Right now Americans can easily purchase the kind of gun used at Port Arthur, but most, like my dad, need only one gun.

Here in Troy, Montana, where I live with my American husband and our two kids, September brings hunting season and our tiny supermarket is packed with people wearing camouflage, toting rifles and buying fried chicken under the watchful eyes of taxidermied deer and elk.

Even after 12 years of living in Montana, the visibility of gun culture is a shock. I’d never directly asked my 900 fellow townspeople about the guns they own, but with a son in kindergarten and the frequency of school shootings, it was time.

I chose to talk to people I don’t know well.

There was a feeling of breaking social barriers when I asked how many, and what kind of guns people owned – one of the reasons gun violence often comes as a surprise, especially in small communities like ours, is because like sex, money and politics, guns are a taboo subject in American culture.

We don’t know who has an AR-15 in their closet next to the yellow umbrella, because it would be impolite to ask.

But according to our chief of police Katie Davis: “almost everyone [in this town] has a gun.”

A gun – yes – but how many own just one?

According to a 2015 study, three per cent of American adults own half of the civilian guns, an average of 17 each, to hunt, defend their homes, or protect themselves from government takeover.

Just two blocks away from me lives Mike Peterson. Peterson is in his early 50’s and has the average 17 guns in his collection, including some assault rifles.

Peterson and his wife have a strong Democratic lean, and support gun control, but Peterson said he loves how easily he can buy and trade guns now.

Jennifer Meyer is 34, and not your average gun owner – she was shot when she was 12 by a peer and shows me the mottled white scar above her right hip.

Despite her shooting, Meyer is a passionate advocate for gun rights and is currently petitioning our school district to arm teachers.

I have a rifle in my truck,” Meyer said, “and a pistol in my purse. It’s not loaded but I have the clip in there with it.”

Meyer, like so many in our town, uses her weapons to hunt. When I ran into Meyer last fall, she told me she had shot a deer from her car while on the school run.

I saw this nice buck in a field and I knew I could take the shot,” she said, “so I did and then I thought: ‘what now?’.”

Mayer laughs as she tells me she hauled her baby, strapped in her car seat, into the field where she gutted the animal and called her brother to help lift the animal into her truck. And then this badass mom picked her kids up from school on time. 

Gary Britton, a retired military man, will not disclose how many, or what kind of guns he owns, but said he owns “multiple” weapons which would be sufficient to exercise his second amendment right to hold off the government.
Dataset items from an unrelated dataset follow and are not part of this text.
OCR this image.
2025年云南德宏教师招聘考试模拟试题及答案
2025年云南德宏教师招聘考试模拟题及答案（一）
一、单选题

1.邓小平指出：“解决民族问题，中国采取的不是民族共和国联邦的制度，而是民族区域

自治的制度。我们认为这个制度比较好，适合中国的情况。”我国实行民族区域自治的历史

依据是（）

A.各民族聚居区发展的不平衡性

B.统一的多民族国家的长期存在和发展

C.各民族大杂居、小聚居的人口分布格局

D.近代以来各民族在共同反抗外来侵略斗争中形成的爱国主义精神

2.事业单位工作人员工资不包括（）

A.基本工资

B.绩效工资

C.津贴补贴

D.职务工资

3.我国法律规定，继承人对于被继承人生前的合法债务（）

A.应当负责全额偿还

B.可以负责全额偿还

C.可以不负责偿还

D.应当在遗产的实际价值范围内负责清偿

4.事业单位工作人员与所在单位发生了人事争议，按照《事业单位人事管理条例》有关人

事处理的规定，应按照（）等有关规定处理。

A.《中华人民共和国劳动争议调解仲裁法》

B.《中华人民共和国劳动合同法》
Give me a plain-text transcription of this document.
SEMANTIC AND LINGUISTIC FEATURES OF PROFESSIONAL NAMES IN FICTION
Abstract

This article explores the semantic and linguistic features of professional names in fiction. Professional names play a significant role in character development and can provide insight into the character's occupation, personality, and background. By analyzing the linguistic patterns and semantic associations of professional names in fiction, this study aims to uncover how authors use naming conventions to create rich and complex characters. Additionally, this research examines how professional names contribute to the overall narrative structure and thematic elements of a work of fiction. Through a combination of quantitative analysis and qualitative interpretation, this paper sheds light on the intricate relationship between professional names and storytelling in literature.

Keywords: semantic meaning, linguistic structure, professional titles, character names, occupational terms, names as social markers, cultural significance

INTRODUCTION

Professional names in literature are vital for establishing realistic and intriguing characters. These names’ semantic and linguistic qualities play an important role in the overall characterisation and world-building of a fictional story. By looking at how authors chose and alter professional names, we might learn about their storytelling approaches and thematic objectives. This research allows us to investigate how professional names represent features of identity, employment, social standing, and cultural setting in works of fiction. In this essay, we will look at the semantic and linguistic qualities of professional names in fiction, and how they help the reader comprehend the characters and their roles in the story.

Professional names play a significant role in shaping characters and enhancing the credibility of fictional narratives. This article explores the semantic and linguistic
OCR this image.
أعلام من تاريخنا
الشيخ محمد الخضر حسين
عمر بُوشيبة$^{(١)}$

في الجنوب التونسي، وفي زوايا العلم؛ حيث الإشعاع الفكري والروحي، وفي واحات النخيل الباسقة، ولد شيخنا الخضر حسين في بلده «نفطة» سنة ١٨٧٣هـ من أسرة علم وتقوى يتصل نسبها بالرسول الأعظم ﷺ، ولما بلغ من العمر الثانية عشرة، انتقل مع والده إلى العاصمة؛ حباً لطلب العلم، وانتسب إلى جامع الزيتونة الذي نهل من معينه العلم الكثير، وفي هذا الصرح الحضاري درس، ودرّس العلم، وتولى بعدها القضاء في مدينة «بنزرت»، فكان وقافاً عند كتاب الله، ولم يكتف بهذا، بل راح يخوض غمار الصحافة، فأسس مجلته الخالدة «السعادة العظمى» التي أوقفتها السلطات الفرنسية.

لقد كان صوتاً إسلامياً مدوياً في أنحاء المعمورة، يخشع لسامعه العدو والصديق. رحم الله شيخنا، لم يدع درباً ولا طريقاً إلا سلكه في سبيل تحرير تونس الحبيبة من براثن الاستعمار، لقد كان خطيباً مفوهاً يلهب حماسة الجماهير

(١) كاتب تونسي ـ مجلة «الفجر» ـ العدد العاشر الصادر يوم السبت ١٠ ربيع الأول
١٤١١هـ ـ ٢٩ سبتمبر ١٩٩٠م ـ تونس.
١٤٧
But for now, his gun collection is used only for putting meat in the freezer, and on any weeknight, he and I, and hunters everywhere open our freezers and take out packages of meat to thaw.

I could tell you what it’s like to live where it is inconceivable that my kids would experience what Meyer did as a 12-year-old: “I woke up on the ground, and my ears were ringing. That sound is so loud when it’s coming right at you,” Meyer said of her shooting.

But how do I explain the absence of fear?

Let’s legislate for what people use guns for every day, not for that faraway hero scene – hiding from the military with a cache of guns. This image is used in Hollywood but nowhere else. Hunting culture, on the other hand, is something to cherish.

On the hill, my dad lifts the rifle and brings down a kangaroo. The meat is lean and dark like venison and he needed only one gun to provide for his family.